The next day we headed west across the Rhone and back into Languedoc. The Wednesday market in the medieval town of Uzès occupied a spacious central square, which made it easier to navigate with the strollers. It was one of the better markets we had been to for cheese and fruits, as well as gourmet delicacies. There were also plenty of sidewalk cafes, and we were able to self-cater a late breakfast from the market with drinks at a cafe.

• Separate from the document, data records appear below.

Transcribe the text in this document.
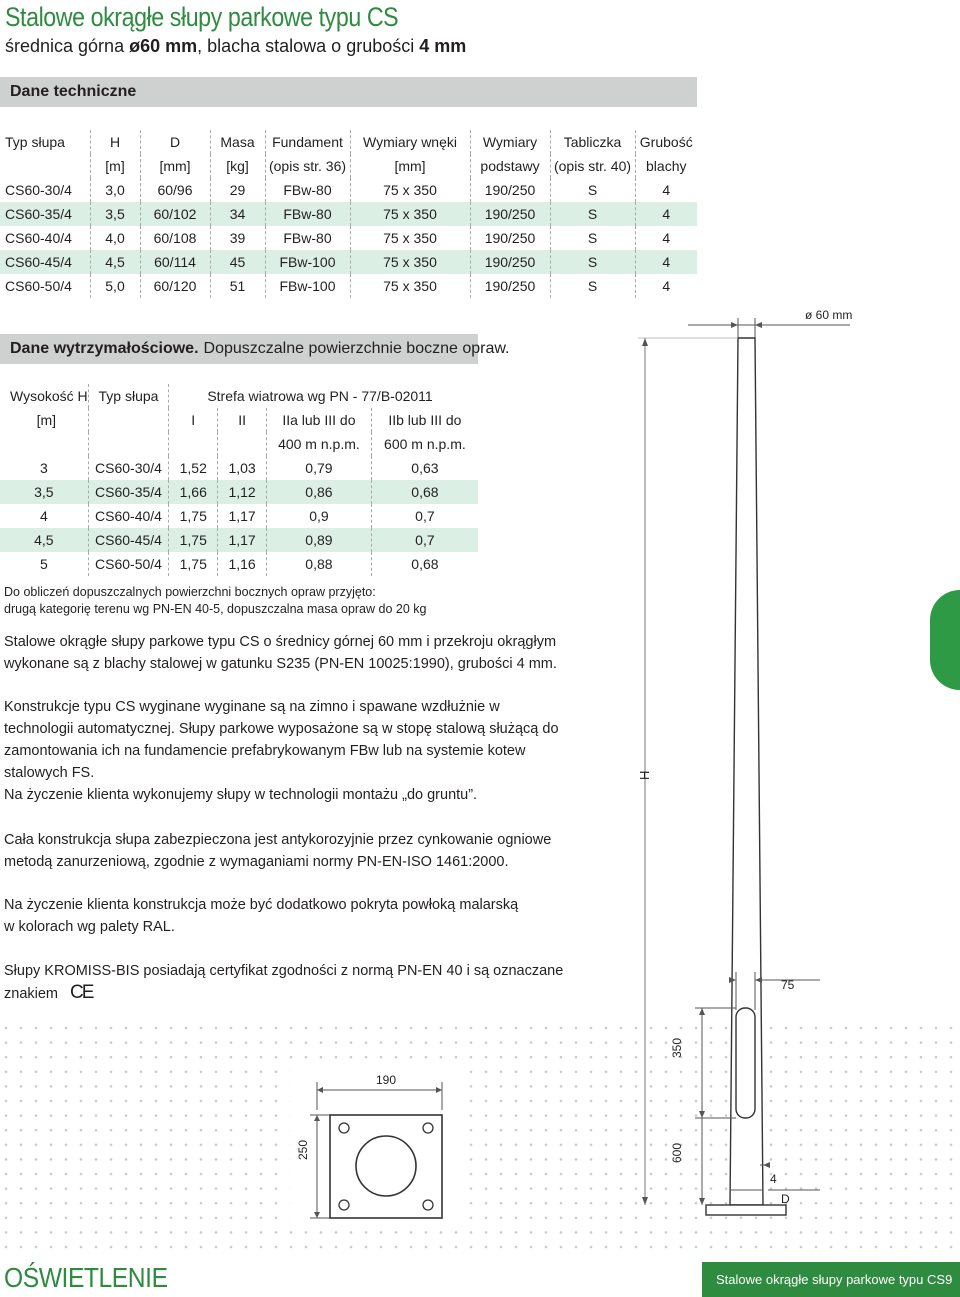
Stalowe okrągłe słupy parkowe typu CS
średnica górna ø60 mm, blacha stalowa o grubości 4 mm
Dane techniczne
Typ słupa	H	D	Masa	Fundament	Wymiary wnęki	Wymiary	Tabliczka	Grubość
	[m]	[mm]	[kg]	(opis str. 36)	[mm]	podstawy	(opis str. 40)	blachy
CS60-30/4	3,0	60/96	29	FBw-80	75 x 350	190/250	S	4
CS60-35/4	3,5	60/102	34	FBw-80	75 x 350	190/250	S	4
CS60-40/4	4,0	60/108	39	FBw-80	75 x 350	190/250	S	4
CS60-45/4	4,5	60/114	45	FBw-100	75 x 350	190/250	S	4
CS60-50/4	5,0	60/120	51	FBw-100	75 x 350	190/250	S	4
Dane wytrzymałościowe. Dopuszczalne powierzchnie boczne opraw.
Wysokość H	Typ słupa	Strefa wiatrowa wg PN - 77/B-02011			
[m]		I	II	IIa lub III do	IIb lub III do
				400 m n.p.m.	600 m n.p.m.
3	CS60-30/4	1,52	1,03	0,79	0,63
3,5	CS60-35/4	1,66	1,12	0,86	0,68
4	CS60-40/4	1,75	1,17	0,9	0,7
4,5	CS60-45/4	1,75	1,17	0,89	0,7
5	CS60-50/4	1,75	1,16	0,88	0,68
Do obliczeń dopuszczalnych powierzchni bocznych opraw przyjęto:
drugą kategorię terenu wg PN-EN 40-5, dopuszczalna masa opraw do 20 kg
Stalowe okrągłe słupy parkowe typu CS o średnicy górnej 60 mm i przekroju okrągłym
wykonane są z blachy stalowej w gatunku S235 (PN-EN 10025:1990), grubości 4 mm.
Konstrukcje typu CS wyginane wyginane są na zimno i spawane wzdłużnie w
technologii automatycznej. Słupy parkowe wyposażone są w stopę stalową służącą do
zamontowania ich na fundamencie prefabrykowanym FBw lub na systemie kotew
stalowych FS.
Na życzenie klienta wykonujemy słupy w technologii montażu „do gruntu”.
Cała konstrukcja słupa zabezpieczona jest antykorozyjnie przez cynkowanie ogniowe
metodą zanurzeniową, zgodnie z wymaganiami normy PN-EN-ISO 1461:2000.
Na życzenie klienta konstrukcja może być dodatkowo pokryta powłoką malarską
w kolorach wg palety RAL.
Słupy KROMISS-BIS posiadają certyfikat zgodności z normą PN-EN 40 i są oznaczane
znakiem CE
190
250
ø 60 mm
H
75
350
600
4
D
OŚWIETLENIE	Stalowe okrągłe słupy parkowe typu CS 9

Uzès was a pleasant town to explore as well, with smooth cobblestone streets winding between ancient buildings of beige sandstone. Outside of the town's castle, Le Duché, Cleo suddenly announced she had to pee. Not seeing any cafes or other obvious bathroom locations nearby, Mei Ling took Cleo behind a parked car. Cleo doesn't control her bladder very well yet. The proprietress of a flower shop overheard us discussing the plan and came over to take us to task for letting Cleo pee in the street. Then she made a big show of coming out with a bucket of water and pouring it over Cleo's little puddle, ignoring three or four large piles of dog feces on the way.
Unfortunately, the highly-recommended medieval garden was closed at the time we were in Uzès. Here's a beautifully written article about the city I came across while doing my research.

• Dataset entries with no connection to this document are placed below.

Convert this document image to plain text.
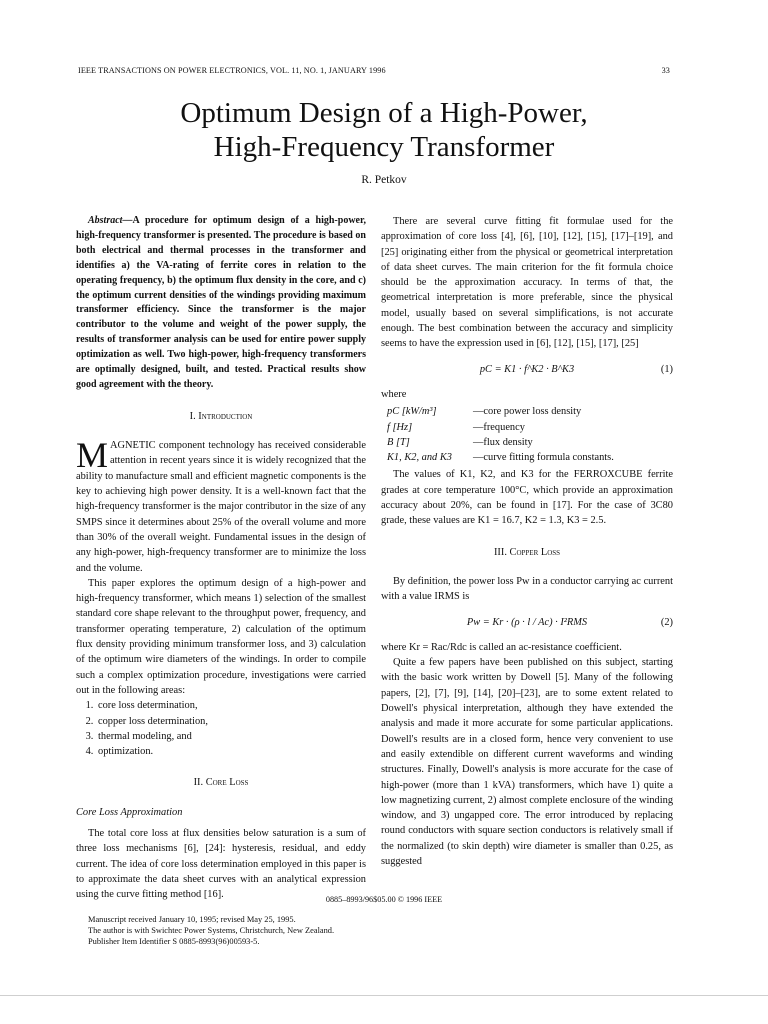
IEEE TRANSACTIONS ON POWER ELECTRONICS, VOL. 11, NO. 1, JANUARY 1996	33
Optimum Design of a High-Power,
High-Frequency Transformer
R. Petkov

Abstract—A procedure for optimum design of a high-power, high-frequency transformer is presented. The procedure is based on both electrical and thermal processes in the transformer and identifies a) the VA-rating of ferrite cores in relation to the operating frequency, b) the optimum flux density in the core, and c) the optimum current densities of the windings providing maximum transformer efficiency. Since the transformer is the major contributor to the volume and weight of the power supply, the results of transformer analysis can be used for entire power supply optimization as well. Two high-power, high-frequency transformers are optimally designed, built, and tested. Practical results show good agreement with the theory.

I. Introduction

MAGNETIC component technology has received considerable attention in recent years since it is widely recognized that the ability to manufacture small and efficient magnetic components is the key to achieving high power density. It is a well-known fact that the high-frequency transformer is the major contributor in the size of any SMPS since it determines about 25% of the overall volume and more than 30% of the overall weight. Fundamental issues in the design of any high-power, high-frequency transformer are to minimize the loss and the volume.

This paper explores the optimum design of a high-power and high-frequency transformer, which means 1) selection of the smallest standard core shape relevant to the throughput power, frequency, and transformer operating temperature, 2) calculation of the optimum flux density providing minimum transformer loss, and 3) calculation of the optimum wire diameters of the windings. In order to compile such a complex optimization procedure, investigations were carried out in the following areas:

1. core loss determination,
2. copper loss determination,
3. thermal modeling, and
4. optimization.
II. Core Loss
Core Loss Approximation

The total core loss at flux densities below saturation is a sum of three loss mechanisms [6], [24]: hysteresis, residual, and eddy current. The idea of core loss determination employed in this paper is to approximate the data sheet curves with an analytical expression using the curve fitting method [16].

Manuscript received January 10, 1995; revised May 25, 1995.
The author is with Swichtec Power Systems, Christchurch, New Zealand.
Publisher Item Identifier S 0885-8993(96)00593-5.

There are several curve fitting fit formulae used for the approximation of core loss [4], [6], [10], [12], [15], [17]–[19], and [25] originating either from the physical or geometrical interpretation of data sheet curves. The main criterion for the fit formula choice should be the approximation accuracy. In terms of that, the geometrical interpretation is more preferable, since the physical model, usually based on several simplifications, is not accurate enough. The best combination between the accuracy and simplicity seems to have the expression used in [6], [12], [15], [17], [25]

pC = K1 · f^K2 · B^K3	(1)

where

pC [kW/m³]	—core power loss density
f [Hz]	—frequency
B [T]	—flux density
K1, K2, and K3	—curve fitting formula constants.

The values of K1, K2, and K3 for the FERROXCUBE ferrite grades at core temperature 100°C, which provide an approximation accuracy about 20%, can be found in [17]. For the case of 3C80 grade, these values are K1 = 16.7, K2 = 1.3, K3 = 2.5.

III. Copper Loss

By definition, the power loss Pw in a conductor carrying ac current with a value IRMS is

Pw = Kr · (ρ · l / Ac) · I²RMS	(2)

where Kr = Rac/Rdc is called an ac-resistance coefficient.

Quite a few papers have been published on this subject, starting with the basic work written by Dowell [5]. Many of the following papers, [2], [7], [9], [14], [20]–[23], are to some extent related to Dowell's physical interpretation, although they have extended the analysis and made it more accurate for some particular applications. Dowell's results are in a closed form, hence very convenient to use and easily extendible on different current waveforms and winding structures. Finally, Dowell's analysis is more accurate for the case of high-power (more than 1 kVA) transformers, which have 1) quite a low magnetizing current, 2) almost complete enclosure of the winding window, and 3) ungapped core. The error introduced by replacing round conductors with square section conductors is relatively small if the normalized (to skin depth) wire diameter is smaller than 0.25, as suggested

0885–8993/96$05.00 © 1996 IEEE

We moved on to another small village with a long name, La Roque-sur-Cèze. We wisely chose to forgo the strollers and climbed the irregular cobblestones up to the top of the rocky hill the town is perched on. We absorbed the atmosphere and views and then polished off our remaining purchases from the Uzès market at the bank of the Cèze.
After the picnic we took a fifteen minute walk down a dirt path to Les Cascades du Sautadet, a small area of shallow rapids and dipping pools in the Cèze. The waters have a reputation for being dangerous, so swimming was out of the question. I was so nervous about the kids slipping into one of the many cracks between the rocks I could barely snap a couple of quick pictures.
We doubled back to the river Gardon, southeast of Uzès, to explore the enormous Roman aqueduct at Pont du Gard. It's a very touristy spot, with a large visitor center and parking lot set about a fifteen minute walk from the aqueduct itself. The reward for the kids was the chance to wade in the river and toss pebbles in every direction.
We played around at Pont du Gard for quite a while, so by the time we had changed the kids and gotten back to the car it was already time for dinner. I'd planned to see some of the Roman ruins at Nîmes but by the time we arrived it was dark and we decided to just go ahead and eat. The food at the restaurant we chose was decent but nothing special. At one point I had to lunge for one of the kids who was about to do something unspeakable and my hand slapped Mei Ling's glass, which splattered red wine onto the matte beige wall next to us. Fortunately we saved the glass from falling and the waitress didn't seem to notice the interesting new design on the wall. It was another long day and late night for us in the Avignon area.